Tribunal Administratif de Marseille — Décision N° TA13-2109774

mardi 22 novembre 2022

JuridictionTribunal Administratif de Marseille
SectionTribunal Administratif de Marseille
N° DossierTA13-2109774
TypeDécision
RecoursPlein contentieux
PublicationC
Formation7è Ch Magistrat statuant seul
Avocat requérantDESFARGES

Texte intégral

Vu la procédure suivante :

Par une requête, enregistrée le 10 novembre 2021, Mme B D et M. C A, représentés par Me Desfarges, demandent au tribunal :

1°) d'annuler les décisions implicites par lesquelles la commission de recours amiable de la caisse d'allocations familiales des Bouches-du-Rhône a confirmé la mise à leur charge d'un indu de prime d'activité d'un montant de 430,94 euros constitué sur la période du 1er avril 2016 au 31 août 2017 ;

2°) de prononcer la décharge de l'obligation de payer cette somme ;

3°) de mettre à la charge de la caisse d'allocations familiales des Bouches-du-Rhône le versement à leur conseil d'une somme de 1 500 euros au titre des dispositions combinées de l'article L. 761-1 du code de justice administrative et de l'article 37 de la loi du 10 juillet 1991.

Ils soutiennent que :

- la décision n'est pas suffisamment motivée, notamment en l'absence de mention des bases de liquidations ;

- ils ont été privés d'une garantie dès lors que la décision en litige, prise sur le fondement d'un traitement algorithmique, ne comporte aucune des informations prévues par l'article R. 311-3-1-2 du code des relations entre le public et l'administration ;

- en l'absence de consultation de la commission de recours amiable pour avis, la décision mettant à leur charge un indu est irrégulière ;

- en l'absence de procédure contradictoire préalable leur ayant permis de critiquer utilement les motifs retenus par l'administration et les éléments sur lesquels celle-ci s'est fondée, les droits de la défense, protégés par l'article 6 de la Convention européenne de sauvegarde des droits de l'homme et des libertés fondamentales, ont été méconnus ;

- en considérant que Mme D vit maritalement avec M. A, l'administration a commis une erreur de droit et d'appréciation ;

- en l'absence de fraude de leur part, la prescription biennale s'applique ;

- l'indu n'est pas fondé.

Par un courrier du 15 septembre 2022, la caisse d'allocations familiales des Bouches-du-Rhône a été mise en demeure, en application des dispositions de l'article R. 612-3 du code de justice administrative, de produire ses observations dans un délai de 30 jours.

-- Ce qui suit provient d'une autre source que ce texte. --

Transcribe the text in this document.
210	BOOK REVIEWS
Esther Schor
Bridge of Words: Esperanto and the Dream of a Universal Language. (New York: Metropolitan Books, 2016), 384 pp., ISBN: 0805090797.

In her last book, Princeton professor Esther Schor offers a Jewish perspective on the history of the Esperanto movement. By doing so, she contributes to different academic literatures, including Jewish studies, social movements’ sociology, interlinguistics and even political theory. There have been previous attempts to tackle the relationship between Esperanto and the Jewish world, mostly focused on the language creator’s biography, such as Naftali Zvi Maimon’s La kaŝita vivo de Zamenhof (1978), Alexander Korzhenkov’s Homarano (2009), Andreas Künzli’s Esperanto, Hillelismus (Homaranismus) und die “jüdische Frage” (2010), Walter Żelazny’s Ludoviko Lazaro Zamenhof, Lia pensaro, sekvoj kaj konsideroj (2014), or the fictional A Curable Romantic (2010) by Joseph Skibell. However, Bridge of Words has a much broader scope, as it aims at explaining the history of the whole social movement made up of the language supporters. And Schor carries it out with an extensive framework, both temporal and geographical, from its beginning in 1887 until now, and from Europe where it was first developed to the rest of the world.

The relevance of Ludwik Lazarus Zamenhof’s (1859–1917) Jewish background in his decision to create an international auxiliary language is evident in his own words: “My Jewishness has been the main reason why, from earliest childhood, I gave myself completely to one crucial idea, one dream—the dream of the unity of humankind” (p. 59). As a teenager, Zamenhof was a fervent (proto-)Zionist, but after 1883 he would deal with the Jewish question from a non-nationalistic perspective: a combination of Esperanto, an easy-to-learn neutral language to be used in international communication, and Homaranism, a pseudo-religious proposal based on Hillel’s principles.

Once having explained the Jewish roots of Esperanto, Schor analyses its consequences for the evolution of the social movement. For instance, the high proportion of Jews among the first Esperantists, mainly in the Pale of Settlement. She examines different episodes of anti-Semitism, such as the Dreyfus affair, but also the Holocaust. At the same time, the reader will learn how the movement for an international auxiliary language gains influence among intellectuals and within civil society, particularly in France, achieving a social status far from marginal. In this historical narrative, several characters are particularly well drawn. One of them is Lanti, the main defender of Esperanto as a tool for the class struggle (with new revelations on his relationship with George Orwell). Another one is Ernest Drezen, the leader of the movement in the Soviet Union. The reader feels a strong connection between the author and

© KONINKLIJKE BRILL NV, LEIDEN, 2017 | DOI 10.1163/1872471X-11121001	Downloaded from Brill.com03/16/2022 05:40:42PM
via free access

Par un mémoire en défense, enregistré le 28 octobre 2022, la caisse d'allocations familiales des Bouches-du-Rhône conclut au rejet de la requête et à ce qu'une somme de 1 500 euros soit mise à la charge de Mme D sur le fondement des dispositions de l'article L. 761-1 du code de justice administrative.

Elle fait valoir que :

- la requête est irrecevable dès lors qu'elle a reconnu sa dette en procédant à son paiement ;

- les moyens de la requête ne sont pas fondés.

Par décision du 10 septembre 2021, Mme D a été admise au bénéfice de l'aide juridictionnelle totale.

Vu les autres pièces du dossier.

Vu :

- le code de la sécurité sociale ;

- le code des relations entre le public et l'administration ;

- le code général des collectivités territoriales ;

- le code de justice administrative.

La présidente du tribunal a désigné Mme Menasseyre, vice-présidente, en application de l'article R. 222-13 du code de justice administrative.

La magistrate désignée a dispensé la rapporteure publique, sur sa proposition, de prononcer des conclusions à l'audience.

Les parties ont été régulièrement averties du jour de l'audience.

Le rapport de Mme E a été entendu au cours de l'audience publique.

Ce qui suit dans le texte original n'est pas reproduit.